Population: Parents (n=54,193 within-state models; 285,498 across–state models) of children under age 19 and parent/child dyads (n=45,995 within-state models; 267,221 across–state models) with incomes below 300% FPL.
Findings: Based on within-state models, parent eligibility for any expansion increased their coverage by 3.1 pp, child coverage by 1.8 pp, and reduced the likelihood of both being uninsured by 1.8 pp. Based on cross-state models, eligibility for public programs without premiums had a significant impact on the probability of parent coverage (4.0 pp), and child coverage (1.8 pp), and reduced the probability of both being uninsured by 1.8 pp. Premium assistance-like expansions also had a significant impact on parent coverage, increasing coverage by 4.2 pp. Among insured dyads, eligibility for public programs without a premium increased public coverage for both (3.1 pp) and decreased mixed coverage (2.2 pp), whereas premium assistance-like expansions only increased public coverage for both (1.3 pp).
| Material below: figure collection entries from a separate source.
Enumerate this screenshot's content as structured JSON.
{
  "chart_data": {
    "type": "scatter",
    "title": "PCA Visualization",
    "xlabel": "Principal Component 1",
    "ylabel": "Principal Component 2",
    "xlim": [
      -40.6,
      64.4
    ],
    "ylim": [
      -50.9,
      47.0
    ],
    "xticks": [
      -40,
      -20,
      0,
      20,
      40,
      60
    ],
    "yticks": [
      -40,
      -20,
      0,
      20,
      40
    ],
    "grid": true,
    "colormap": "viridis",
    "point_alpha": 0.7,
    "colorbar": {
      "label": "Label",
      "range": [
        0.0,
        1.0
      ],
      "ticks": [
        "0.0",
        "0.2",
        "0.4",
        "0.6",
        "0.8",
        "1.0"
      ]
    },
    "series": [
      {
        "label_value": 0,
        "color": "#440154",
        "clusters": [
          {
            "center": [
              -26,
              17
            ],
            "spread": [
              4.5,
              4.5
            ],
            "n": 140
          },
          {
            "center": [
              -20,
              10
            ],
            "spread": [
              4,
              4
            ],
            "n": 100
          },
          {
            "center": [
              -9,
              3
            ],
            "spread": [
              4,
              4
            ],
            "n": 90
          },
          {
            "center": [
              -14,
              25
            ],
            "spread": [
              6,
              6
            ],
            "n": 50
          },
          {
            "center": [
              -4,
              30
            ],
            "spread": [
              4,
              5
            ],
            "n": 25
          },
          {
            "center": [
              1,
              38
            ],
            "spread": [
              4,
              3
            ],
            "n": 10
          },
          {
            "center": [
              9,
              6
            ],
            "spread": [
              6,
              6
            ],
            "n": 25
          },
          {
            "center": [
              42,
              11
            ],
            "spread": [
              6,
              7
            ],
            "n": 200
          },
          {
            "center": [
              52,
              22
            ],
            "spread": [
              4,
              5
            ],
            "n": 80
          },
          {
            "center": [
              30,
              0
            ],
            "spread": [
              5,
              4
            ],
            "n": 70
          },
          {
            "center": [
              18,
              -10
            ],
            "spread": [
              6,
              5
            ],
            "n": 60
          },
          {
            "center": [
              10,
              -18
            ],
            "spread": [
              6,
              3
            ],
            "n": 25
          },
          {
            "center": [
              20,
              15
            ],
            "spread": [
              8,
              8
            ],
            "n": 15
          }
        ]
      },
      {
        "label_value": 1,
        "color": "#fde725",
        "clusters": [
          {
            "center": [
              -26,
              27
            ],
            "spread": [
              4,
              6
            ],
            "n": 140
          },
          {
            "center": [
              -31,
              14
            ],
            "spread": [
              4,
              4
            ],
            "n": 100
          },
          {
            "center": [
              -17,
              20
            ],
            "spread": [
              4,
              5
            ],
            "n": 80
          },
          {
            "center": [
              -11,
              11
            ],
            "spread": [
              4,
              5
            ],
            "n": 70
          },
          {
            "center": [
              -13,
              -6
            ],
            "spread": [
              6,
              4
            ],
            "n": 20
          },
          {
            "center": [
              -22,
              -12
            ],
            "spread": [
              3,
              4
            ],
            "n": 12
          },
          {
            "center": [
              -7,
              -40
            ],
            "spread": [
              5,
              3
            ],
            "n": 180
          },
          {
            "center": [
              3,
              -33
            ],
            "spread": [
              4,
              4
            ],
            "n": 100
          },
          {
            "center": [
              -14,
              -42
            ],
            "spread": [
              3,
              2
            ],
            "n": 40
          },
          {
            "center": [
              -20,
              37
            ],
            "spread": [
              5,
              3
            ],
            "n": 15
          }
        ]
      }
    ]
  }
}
Policy Implications: Expansions of public coverage without premiums for parents are successful at not only insuring parents, but also increasing the likelihood their children are insured. States expanding Medicaid for newly eligible adults under the ACA may see greater increases in insurance coverage for children than non-expanding states, even with similar CHIP programs. For states with 1115 waivers to purchase premium assistance-like coverage for low-income residents through exchanges, results suggest these programs will increase parental coverage as effectively as public programs without a premium. Given that subsidies under ACA are individual rather than family based, state designed buy-in options could moderate the bias against family coverage inherent in current IRS regulations regarding ACA subsidies – the so called ‘family glitch’.